If you’re reading this far, I won’t continue about the film in its entirety because there is plenty of battling and fighting to be had. I will talk about one of the most controversial decisions of the film though. That is when Superman makes the ultimate decision and snaps General Zod’s neck. Some people felt this was unnecessary but to those people I always ask, what else could he have done? If Humans found out someone like Superman existed in the real world, we wouldn’t be able to build anything to hold him because we don’t have the material of making a red sun or quantifying synthetic kryptonite. This is a real world he lives in and MacGuffins, though easy to write in, are not real world solutions. General Zod tells Superman that either he will die, or that Superman will die. That is pretty clear that he has no intention of letting up and that he will take out as many Humans as he can.
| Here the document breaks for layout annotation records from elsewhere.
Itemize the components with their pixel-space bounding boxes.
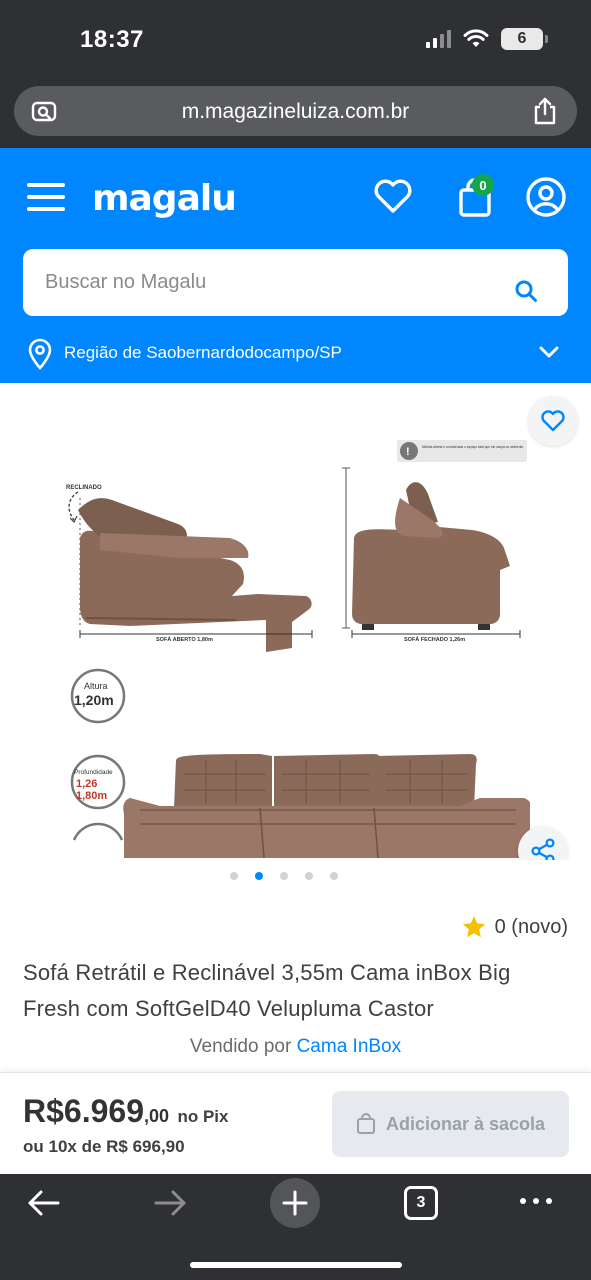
status-bar: 18:37 6 [0,0,591,80]
profundidade-aberto: 1,80m [76,790,107,802]
pagination-dot[interactable] [279,872,288,880]
measure-warning-label: Medida aberta é considerada o espaço tot… [422,444,524,449]
buy-bar: R$6.969,00 no Pix ou 10x de R$ 696,90 Ad… [0,1072,591,1174]
add-to-bag-label: Adicionar à sacola [385,1113,546,1134]
home-indicator [190,1262,402,1268]
favorites-heart-icon[interactable] [372,176,414,216]
product-image-gallery[interactable]: RECLINADO SOFÁ ABERTO 1,80m ! Medida abe… [0,383,591,860]
bag-icon [356,1113,375,1134]
location-pin-icon [28,338,52,370]
back-arrow-icon[interactable] [26,1188,62,1218]
rating-row[interactable]: 0 (novo) [461,914,568,940]
price-pix-label: no Pix [177,1107,229,1126]
cellular-signal-icon [426,30,451,48]
pagination-dot[interactable] [329,872,338,880]
url-field[interactable]: m.magazineluiza.com.br [14,86,577,136]
new-tab-button[interactable] [270,1178,320,1228]
user-account-icon[interactable] [525,176,567,218]
pagination-dot[interactable] [304,872,313,880]
sofa-aberto-label: SOFÁ ABERTO 1,80m [156,636,213,643]
status-time: 18:37 [80,26,144,53]
search-box [23,249,568,316]
product-title: Sofá Retrátil e Reclinável 3,55m Cama in… [23,960,511,1021]
price-cents: ,00 [143,1106,170,1126]
search-input[interactable] [45,265,485,299]
cart-count-badge: 0 [472,174,494,196]
seller-link[interactable]: Cama InBox [297,1036,402,1057]
battery-icon: 6 [501,28,548,50]
pagination-dot[interactable] [229,872,238,880]
sofa-fechado-label: SOFÁ FECHADO 1,26m [404,636,465,643]
more-options-icon[interactable] [520,1198,552,1204]
url-text: m.magazineluiza.com.br [181,100,410,123]
site-header: magalu 0 Região de Saobernardodocampo/SP [0,148,591,383]
product-image: RECLINADO SOFÁ ABERTO 1,80m ! Medida abe… [66,440,530,858]
profundidade-fechado: 1,26 [76,778,97,790]
tabs-button[interactable]: 3 [404,1186,438,1220]
price-installments: ou 10x de R$ 696,90 [23,1137,185,1156]
search-icon[interactable] [514,279,538,303]
hamburger-menu-icon[interactable] [27,183,65,211]
svg-text:!: ! [406,446,410,458]
reclinado-label: RECLINADO [66,485,102,491]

Before the moment happens, Superman pleads with Zod to stop his laser vision before harming more innocent people. Zod says “Never”. Now if you’re thinking that Superman could have just covered his eyes, remember that when Superman had just ONE eye covered by Faora, once he used his laser vision she couldn’t hold her hand over his eye anymore. But even if that was the case and he covers the eyes, then what? Does he ask politely for Zod to stop committing murder? I’m sure that wouldn’t work. So, with his last plea to stop it, he does what he has to in order to prevent more Human life from ending. He takes Zod out. Now you have to remember that Clark was just Clark up until 24 hours prior before he put on the Superman Suit. He is fresh and green and doesn’t have any predetermined rules of being Superman. Also, this establishes the why of Superman never taking a life again. You can see his pain and agony of doing something that final, as well as realizing he just took out the last remaining member of his race. But Zack knew what he was doing. Remember when I talked about the literally birth of Kal-El at the beginning of the film? In almost the exact same way, the film cuts to see Lois, and then it cuts to Superman falling to his knees and then lets out a cry. It is done with the exact same mannerisms as his birth on Krypton, symbolizing the birth of Superman here on Earth. It was this moment that I truly became a fan of Superman over Batman in terms of film. Snyder changed what I thought would never happen after The Dark Knight. That was, of course, until Batman v Superman came out and I saw how Batman took out Superman and was in awe of what I was just witnessing. Back to the final moments in the film and we see Clark talking with his mother about what he’s going to do when he’s not saving the world. I wrote that out because it’s also the name of one of the best composed tracks from Zimmer from the Man of Steel soundtrack. The film ends with Clark starting his new job as a journalist, being formally introduced to Lois at the Daily Planet with her final words to him being “Welcome to the Planet“. With the famous Superman smile, Clark replies “Glad to be here Lois.“. Cue title card and the film ends.
I hope this makes you want to enjoy and celebrate Superman as much as I do when I watch Man of Steel. Watching it with an open mind allowed me to see just how much thought and care Zack Snyder put into the making of this film, along with the rest of the cast and crew. I am so thankful I was able to witness this in theaters and that my daughter is growing up with this version of Superman.